Background There is still limited data on predictive value of coronary computed tomography angiography (CCTA)–derived fractional flow reserve (CT-FFR) for long term outcomes. We examined the long-term prognostic value of CT-FFR combined with CCTA–defined atherosclerotic extent in diabetic patients with coronary artery disease (CAD).
Methods A retrospective pooled analysis of individual patient data was performed. Deep-learning-based vessel-specific CT-FFR was calculated. All patients enrolled were followed-up for at least 5 years. Predictive abilities for major adverse cardiac events (MACE) were compared among three models (model 1, constructed using clinical variables; model 2, model 1+CCTA–derived atherosclerotic extent (Leiden risk score); and model 3, model 2+CT-FFR).
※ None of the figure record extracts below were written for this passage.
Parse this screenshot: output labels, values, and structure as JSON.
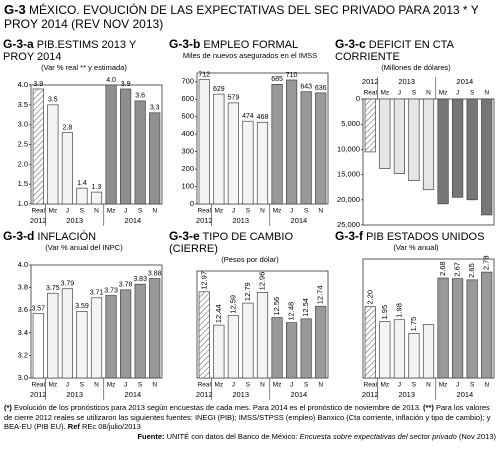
{
  "header": {
    "label": "G-3",
    "title": "MÉXICO. EVOUCIÓN DE LAS EXPECTATIVAS DEL SEC PRIVADO PARA 2013 * Y PROY 2014  (REV NOV 2013)"
  },
  "chart_data": [
    {
      "type": "bar",
      "label": "G-3-a",
      "title": "PIB.ESTIMS 2013 Y PROY 2014",
      "subtitle": "(Var % real ** y estimada)",
      "ylim": [
        1,
        4
      ],
      "yticks": [
        {
          "value": 1,
          "label": "1.0"
        },
        1.5,
        {
          "value": 2,
          "label": "2.0"
        },
        2.5,
        {
          "value": 3,
          "label": "3.0"
        },
        3.5,
        {
          "value": 4,
          "label": "4.0"
        }
      ],
      "groups": [
        {
          "name": "2012",
          "categories": [
            "Real"
          ],
          "values": [
            3.9
          ],
          "color": "#ffffff",
          "pattern": "hatch"
        },
        {
          "name": "2013",
          "categories": [
            "Mz",
            "J",
            "S",
            "N"
          ],
          "values": [
            3.5,
            2.8,
            1.4,
            1.3
          ],
          "color": "#f4f4f4"
        },
        {
          "name": "2014",
          "categories": [
            "Mz",
            "J",
            "S",
            "N"
          ],
          "values": [
            4.0,
            3.9,
            3.6,
            3.3
          ],
          "value_labels": [
            "4.0",
            "3.9",
            "3.6",
            "3.3"
          ],
          "color": "#8f8f8f"
        }
      ]
    },
    {
      "type": "bar",
      "label": "G-3-b",
      "title": "EMPLEO FORMAL",
      "subtitle": "Miles de nuevos asegurados en el IMSS",
      "ylim": [
        0,
        750
      ],
      "yticks": [
        0,
        100,
        200,
        300,
        400,
        500,
        600,
        700
      ],
      "groups": [
        {
          "name": "2012",
          "categories": [
            "Real"
          ],
          "values": [
            712
          ],
          "color": "#f4f4f4"
        },
        {
          "name": "2013",
          "categories": [
            "Mz",
            "J",
            "S",
            "N"
          ],
          "values": [
            629,
            579,
            474,
            468
          ],
          "color": "#f4f4f4"
        },
        {
          "name": "2014",
          "categories": [
            "Mz",
            "J",
            "S",
            "N"
          ],
          "values": [
            685,
            710,
            643,
            636
          ],
          "color": "#999999"
        }
      ]
    },
    {
      "type": "bar",
      "label": "G-3-c",
      "title": "DEFICIT EN CTA CORRIENTE",
      "subtitle": "(Millones de dólares)",
      "inverted": true,
      "ylim": [
        0,
        25000
      ],
      "yticks": [
        0,
        {
          "value": 5000,
          "label": "5,000"
        },
        {
          "value": 10000,
          "label": "10,000"
        },
        {
          "value": 15000,
          "label": "15,000"
        },
        {
          "value": 20000,
          "label": "20,000"
        },
        {
          "value": 25000,
          "label": "25,000"
        }
      ],
      "groups": [
        {
          "name": "2012",
          "categories": [
            "Real"
          ],
          "values": [
            10500
          ],
          "color": "#ffffff",
          "pattern": "hatch"
        },
        {
          "name": "2013",
          "categories": [
            "Mz",
            "J",
            "S",
            "N"
          ],
          "values": [
            13800,
            14800,
            16200,
            18000
          ],
          "color": "#e6e6e6"
        },
        {
          "name": "2014",
          "categories": [
            "Mz",
            "J",
            "S",
            "N"
          ],
          "values": [
            20800,
            19500,
            20000,
            23000
          ],
          "color": "#777777"
        }
      ]
    },
    {
      "type": "bar",
      "label": "G-3-d",
      "title": "INFLACIÓN",
      "subtitle": "(Var % anual del INPC)",
      "ylim": [
        3,
        4
      ],
      "yticks": [
        {
          "value": 3,
          "label": "3.0"
        },
        3.2,
        3.4,
        3.6,
        3.8,
        {
          "value": 4,
          "label": "4.0"
        }
      ],
      "groups": [
        {
          "name": "2012",
          "categories": [
            "Real"
          ],
          "values": [
            3.57
          ],
          "color": "#ffffff"
        },
        {
          "name": "2013",
          "categories": [
            "Mz",
            "J",
            "S",
            "N"
          ],
          "values": [
            3.75,
            3.79,
            3.59,
            3.71
          ],
          "color": "#f4f4f4"
        },
        {
          "name": "2014",
          "categories": [
            "Mz",
            "J",
            "S",
            "N"
          ],
          "values": [
            3.73,
            3.78,
            3.83,
            3.88
          ],
          "color": "#999999"
        }
      ]
    },
    {
      "type": "bar",
      "label": "G-3-e",
      "title": "TIPO DE CAMBIO (CIERRE)",
      "subtitle": "(Pesos por dólar)",
      "rotate_labels": true,
      "ylim": [
        11.6,
        13.3
      ],
      "groups": [
        {
          "name": "2012",
          "categories": [
            "Real"
          ],
          "values": [
            12.97
          ],
          "color": "#ffffff",
          "pattern": "hatch"
        },
        {
          "name": "2013",
          "categories": [
            "Mz",
            "J",
            "S",
            "N"
          ],
          "values": [
            12.44,
            12.59,
            12.79,
            12.96
          ],
          "color": "#f4f4f4"
        },
        {
          "name": "2014",
          "categories": [
            "Mz",
            "J",
            "S",
            "N"
          ],
          "values": [
            12.56,
            12.48,
            12.54,
            12.74
          ],
          "color": "#999999"
        }
      ]
    },
    {
      "type": "bar",
      "label": "G-3-f",
      "title": "PIB ESTADOS UNIDOS",
      "subtitle": "(Var % anual)",
      "rotate_labels": true,
      "ylim": [
        1.0,
        3.0
      ],
      "groups": [
        {
          "name": "2012",
          "categories": [
            "Real"
          ],
          "values": [
            2.2
          ],
          "value_labels": [
            "2.20"
          ],
          "color": "#ffffff",
          "pattern": "hatch"
        },
        {
          "name": "2013",
          "categories": [
            "Mz",
            "J",
            "S",
            "N"
          ],
          "values": [
            1.95,
            1.98,
            1.75,
            1.9
          ],
          "value_labels": [
            "1.95",
            "1.98",
            "1.75",
            null
          ],
          "color": "#f4f4f4"
        },
        {
          "name": "2014",
          "categories": [
            "Mz",
            "J",
            "S",
            "N"
          ],
          "values": [
            2.68,
            2.67,
            2.65,
            2.78
          ],
          "color": "#999999"
        }
      ]
    }
  ],
  "footer": {
    "mark1": "(*)",
    "note1": "Evolución de los pronósticos para 2013 según encuestas de cada mes. Para 2014 es el pronóstico de noviembre de 2013.",
    "mark2": "(**)",
    "note2": "Para los valores de cierre 2012 reales se utilizaron las siguientes fuentes: INEGI (PIB); IMSS/STPSS (empleo) Banxico (Cta corriente, inflación y tipo de cambio); y BEA-EU (PIB EU).",
    "ref_label": "Ref",
    "ref": "REc 08/julio/2013",
    "source_label": "Fuente:",
    "source": "UNITÉ con datos del Banco de México:",
    "source_title": "Encuesta sobre expectativas del sector privado",
    "source_date": "(Nov 2013)"
  }
}
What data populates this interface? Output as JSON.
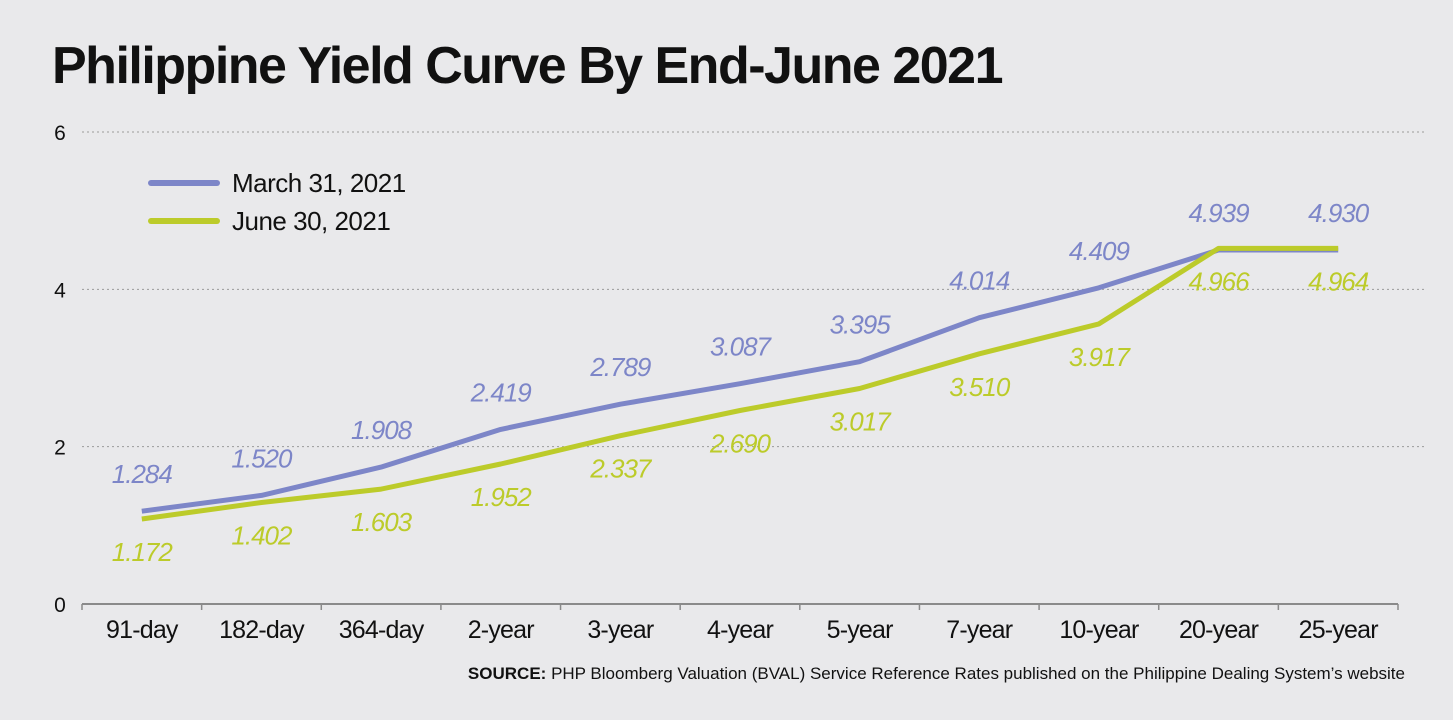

Results A total of 480 diabetic patients median age, 61 (55–66) years; 52.9% men were included. During a median follow-up time of 2197 (2126–2355) days, 55 patients (11.5%) experienced MACE. In multivariate-adjusted Cox models, Leiden risk score (HR: 1.06; 95% CI: 1.01–1.11; P = 0.013) and CT-FFR ≤ 0.80 (HR: 6.54; 95% CI: 3.18–13.45; P < 0.001) were the independent predictors. The discriminant ability was higher in model 2 than in model 1 (C-index, 0.75 vs. 0.63; P < 0.001) and was further promoted by adding CT-FFR to model 3 (C-index, 0.81 vs. 0.75; P = 0.002). Net reclassification improvement (NRI) was 0.19 (P = 0.009) for model 2 beyond model 1. Of note, adding CT-FFR to model 3 also exhibited significantly improved reclassification compared with model 2 (NRI = 0.14; P = 0.011).
Conclusion In diabetic patients with CAD, CT-FFR provides robust and incremental prognostic information for predicting long-term outcomes. The combined model exhibits improved prediction abilities, which is beneficial for risk stratification.